Johannesburg: South Africans are living through "dangerous times", Finance Minister Pravin Gordhan told Parliament on Friday, saying it was "clear that investment is still held back by both global and domestic uncertainties". Much of the uncertainty is jitters about Europe, which, as SA's main trade partner, takes a third of manufactured exports. But there are also significant home-grown uncertainties about the domestic economy, as the bloody clash between the Congress of South African Trade Unions and Democratic Alliance over a youth wage subsidy shows.
In its quarterly bulletin released last week, industry body Manufacturing Circle says despite confidence being stable in the manufacturing sector in the first quarter of the year, SA is in real danger of losing its small manufacturing base. It says despite production in the quarter growing 1,9% quarter on quarter, compared with 1% in the fourth quarter of last year, manufacturing in the period accounted for the second-highest number of job losses, even as input costs fell from the previous quarter.
While Manufacturing Circle says recession in the euro zone and a volatile currency lie ahead for manufacturers, what most threatens the economy is deficient water and electricity supplies; scarcity of good grades of coal and steel; soaring costs of transport and energy; uncompetitive labour costs, and the spectre of currency appreciation.
The contribution of manufacturing to SA's economy has long been in decline. The Department of Trade and Industry says last year manufacturing made up 14,6% of gross domestic product compared with 21% in 1977. In March, manufacturing saw an unexpected and significant drop, suggesting poor demand in Europe is taking a toll on SA's exports.
However, Manufacturing Circle also found manufacturers were critical of SA's regulatory framework, and have misgivings over "mediocre" service delivery and a general lack of confidence. But it says there is a "silver lining" in that most impediments can be addressed by policy and administrative reform.
Trade and Industry Minister Rob Davies says manufacturing and industrialisation are the key to long-term growth. To this end, last week he launched the government's R5,75bn manufacturing competitiveness enhancement programme in Cape Town, at the same time that President Jacob Zuma confirmed a youth wage subsidy will be implemented.
However, business is adamant it cannot bear much more in the way of taxes, levies, red tape and inflexible labour legislation, particularly while the global economy is teetering. And while organised labour fears livelihoods are at stake in the face of a potential army of young people entering the workforce on uncertain remunerative terms, its rights are substantially protected by law.
Business Unity SA says it welcomes the new competitiveness incentives, but questions the government's insistence that base employment levels be retained.

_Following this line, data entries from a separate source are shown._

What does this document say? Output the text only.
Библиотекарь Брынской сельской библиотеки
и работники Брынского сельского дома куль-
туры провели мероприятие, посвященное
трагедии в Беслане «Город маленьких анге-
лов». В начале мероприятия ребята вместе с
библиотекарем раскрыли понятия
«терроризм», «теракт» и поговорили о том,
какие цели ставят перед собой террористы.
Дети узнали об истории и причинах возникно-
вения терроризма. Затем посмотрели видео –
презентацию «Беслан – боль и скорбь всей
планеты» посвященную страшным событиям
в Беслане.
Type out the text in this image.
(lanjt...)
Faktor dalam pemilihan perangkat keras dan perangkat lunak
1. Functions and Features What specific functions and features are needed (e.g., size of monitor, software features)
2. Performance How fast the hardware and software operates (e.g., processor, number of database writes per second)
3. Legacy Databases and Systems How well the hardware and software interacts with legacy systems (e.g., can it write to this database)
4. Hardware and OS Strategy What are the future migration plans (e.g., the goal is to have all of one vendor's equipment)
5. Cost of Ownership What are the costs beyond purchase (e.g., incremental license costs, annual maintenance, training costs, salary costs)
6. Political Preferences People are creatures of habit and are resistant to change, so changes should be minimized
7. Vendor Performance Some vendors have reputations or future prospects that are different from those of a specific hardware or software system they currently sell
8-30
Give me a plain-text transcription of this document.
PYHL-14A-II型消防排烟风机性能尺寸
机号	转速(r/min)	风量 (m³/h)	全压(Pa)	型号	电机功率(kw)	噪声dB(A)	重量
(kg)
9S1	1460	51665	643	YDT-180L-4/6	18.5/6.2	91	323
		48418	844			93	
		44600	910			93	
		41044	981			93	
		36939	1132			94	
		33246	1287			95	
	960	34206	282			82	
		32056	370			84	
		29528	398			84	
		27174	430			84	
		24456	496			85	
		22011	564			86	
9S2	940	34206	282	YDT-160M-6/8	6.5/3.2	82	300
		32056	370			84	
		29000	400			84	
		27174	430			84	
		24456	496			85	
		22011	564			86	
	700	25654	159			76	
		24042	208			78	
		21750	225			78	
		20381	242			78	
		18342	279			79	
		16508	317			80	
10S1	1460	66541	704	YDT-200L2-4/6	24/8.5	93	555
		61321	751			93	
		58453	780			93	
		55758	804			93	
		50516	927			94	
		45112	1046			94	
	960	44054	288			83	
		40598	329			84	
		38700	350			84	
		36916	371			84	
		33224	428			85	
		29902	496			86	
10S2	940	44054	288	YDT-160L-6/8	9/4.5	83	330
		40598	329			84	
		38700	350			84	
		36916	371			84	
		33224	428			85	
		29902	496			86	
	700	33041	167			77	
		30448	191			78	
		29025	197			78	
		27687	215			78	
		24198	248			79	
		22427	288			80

Joan Stott, executive director of economic policy, says certain industry codes stipulate that in addition to maintaining base-level employment, businesses must show additional jobs will be created before they can qualify for the programme. Mr Davies says the competitiveness plan should not be looked at in isolation, and hopes manufacturers will gear themselves to take advantage of preferential procurement regulations.
The state wants manufacturers to invest in raising their competitiveness, especially in downstream labour-intensive sectors, saying it will provide assistance to do this.
Mr Davies says manufacturers most affected by the recession were those who did not invest in competitiveness, despite recognising "the difficulty ... both the global and domestic economy places on manufacturers that may be considering investing in modernising their factories."
To this end, the plan aims to encourage firms to make investments in competitiveness sooner rather than later, and is built around production incentives managed by the Department of Trade and Industry and a working capital facility managed by the Industrial Development Corporation (IDC).
"The production incentive component will be very valuable in terms of getting new manufacturing projects off the ground, making production more efficient and more green," Manufacturing Circle executive director Coenraad Bezuidenhout says.
"We expect significant interest from manufacturers in this programme and will be working proactively with the (department) and the IDC to ensure the accessibility and effectiveness thereof."